He settled the helmet on my head. “Yeah, I’m not surprised.”
“Why not?”
“Because, Friend,” he buckled the helmet under my chin a little sharply, making me bite my lip. “I’m starting to realize that you’ve got a thing for everything that’s dangerous and crazy.”
I shouldn’t have smiled at that. It wasn’t a compliment.
Like it wasn’t a compliment when he said I was worse than bad, but still, it felt like one.
Maybe because when he finished settling the helmet on my head, he stepped back and took off his vintage leather jacket.
I watched his shoulders rolling and his biceps bunching as they did the work of taking it off and then draping it over my shoulders. When I put my hands through the sleeves, he then proceeded to zip it up, right up to my chin like I’m a child or something.
When I said thank you, his jaw moved.
And then we took off and he did step on it, while I hung onto him.
Now we’re here, at my favorite place ever.
My little darling place.
It’s a bridge in Bardstown over the largest and bluest river that I’ve ever seen. It connects the main highway of the town to… nothing.
Well, okay. So it’s old and rusty, this bridge, with a two-rod metal railing, stretching between an abandoned dirt road that’s broken off the main highway to wild woods.
I’m not sure why they made it.
It’s not really serving a purpose, connecting a dirt path that no one really knows about to savage, unnavigable woods. It simply sits here, taking up space, looking all dark and desolate and empty.
A lot like doomed love of eight years.
Which doesn’t serve any purpose either. It’s dismal and useless. Bleak.
And yet so fucking beautiful.
Just because the one you love is in love with someone else doesn’t mean your love isn’t gorgeous or real. It doesn’t mean that your love should be killed or it should be torn out of your heart and thrown into a river or burnt down like an extinct piece of architecture.
No, it’s still love. Like this is still a bridge.
“What the fuck is this place?” Arrow asks distractedly as he looks around, his bike parked on one side.
I watch him under the moon, all sparkly and glowy.
His hair’s all messy and sticking up in places after he took off the helmet – he gave me his spare one – and his fingers are not helping things. He rakes them through the strands, messing them up even more, making him look the most stunning that I’ve ever seen him.
“Do you like it?” I ask, smiling, feeling warm and cozy in his jacket, that I unzipped during the ride because his proximity was hot enough, and loving it.

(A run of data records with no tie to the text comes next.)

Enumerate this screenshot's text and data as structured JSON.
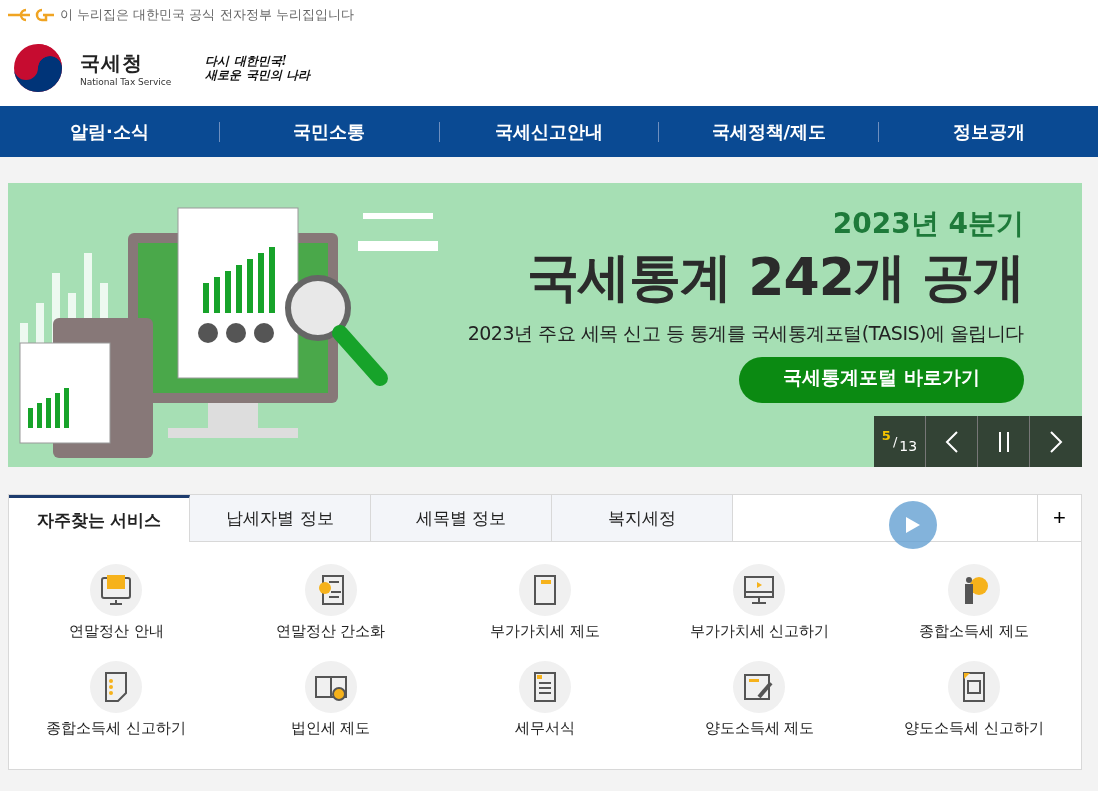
{
  "gov_notice": {
    "text": "이 누리집은 대한민국 공식 전자정부 누리집입니다"
  },
  "header": {
    "logo_name": "국세청",
    "logo_subtitle": "National Tax Service",
    "slogan_lines": [
      "다시 대한민국!",
      "새로운 국민의 나라"
    ]
  },
  "nav": {
    "items": [
      "알림·소식",
      "국민소통",
      "국세신고안내",
      "국세정책/제도",
      "정보공개"
    ]
  },
  "banner": {
    "subtitle": "2023년 4분기",
    "headline": "국세통계 242개 공개",
    "description": "2023년 주요 세목 신고 등 통계를 국세통계포털(TASIS)에 올립니다",
    "button": "국세통계포털 바로가기",
    "slide_current": "5",
    "slide_separator": "/",
    "slide_total": "13"
  },
  "services": {
    "tabs": [
      {
        "label": "자주찾는 서비스",
        "selected": true
      },
      {
        "label": "납세자별 정보",
        "selected": false
      },
      {
        "label": "세목별 정보",
        "selected": false
      },
      {
        "label": "복지세정",
        "selected": false
      }
    ],
    "more_button": "+",
    "items": [
      {
        "label": "연말정산 안내"
      },
      {
        "label": "연말정산 간소화"
      },
      {
        "label": "부가가치세 제도"
      },
      {
        "label": "부가가치세 신고하기"
      },
      {
        "label": "종합소득세 제도"
      },
      {
        "label": "종합소득세 신고하기"
      },
      {
        "label": "법인세 제도"
      },
      {
        "label": "세무서식"
      },
      {
        "label": "양도소득세 제도"
      },
      {
        "label": "양도소득세 신고하기"
      }
    ]
  }
}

At my words, he focuses on me.
I’m by the railing, gripping the metal rod, using it to stretch back my spine.
He takes me in, my slightly swaying form, before settling his gaze on my hair. It’s fluttering in the breeze and it’s so long that if I stretch myself back even more and go parallel to the ground, it’ll touch the dirt. I’ve tried it before; it’s fun.
Finally, he looks up from his perusal of me. “Do I like it?”
I raise my eyebrows. “Yes.”
“What’s there to like?”
Straightening up, I gasp. “Are you serious?”
His lips twitch. “As a heart attack.”
I shake my head at him and his amused lips. “God, you’re so… unimaginative. This is my favorite place in the world. I used to come here all the time when I rode my pretty yellow bicycle, which I totally miss doing, but anyway. Look at the water.” I stick my hand in the air and point to the water. I actually turn around myself to look at it. “It’s shimmering under the moonlight. It’s sparkling. And it’s so vast. It’s the only thing your eyes can see. And look at the moon.” I point with my hand again. “It’s so red. Like a fireball or something. I bet it’s hot. Like the sun. And the woods.” I turn to point to the woods as well. “So dense and mysterious and wild. Everything is so pretty here. Raw and natural and stunning.”
It is.
The glinting dark water, the fat red moon and the thick bramble of woods.
Biting my lip, I turn to look at him again. Or at least try to, because somewhere in my twisting and turning, my feet slip and I stumble. My arms sort of flail and I manage to grab hold of the railing to stop my fall, but turns out I shouldn’t have bothered.
Because he is here.
My Arrow. My friend.
He comes to my rescue, grabbing my bicep and pulling me up. He even sets me against the railing, all within three seconds.
“You have –”
I raise my finger and shake my head, cutting him off. “Uh-uh. You can’t say anything mean to me now.”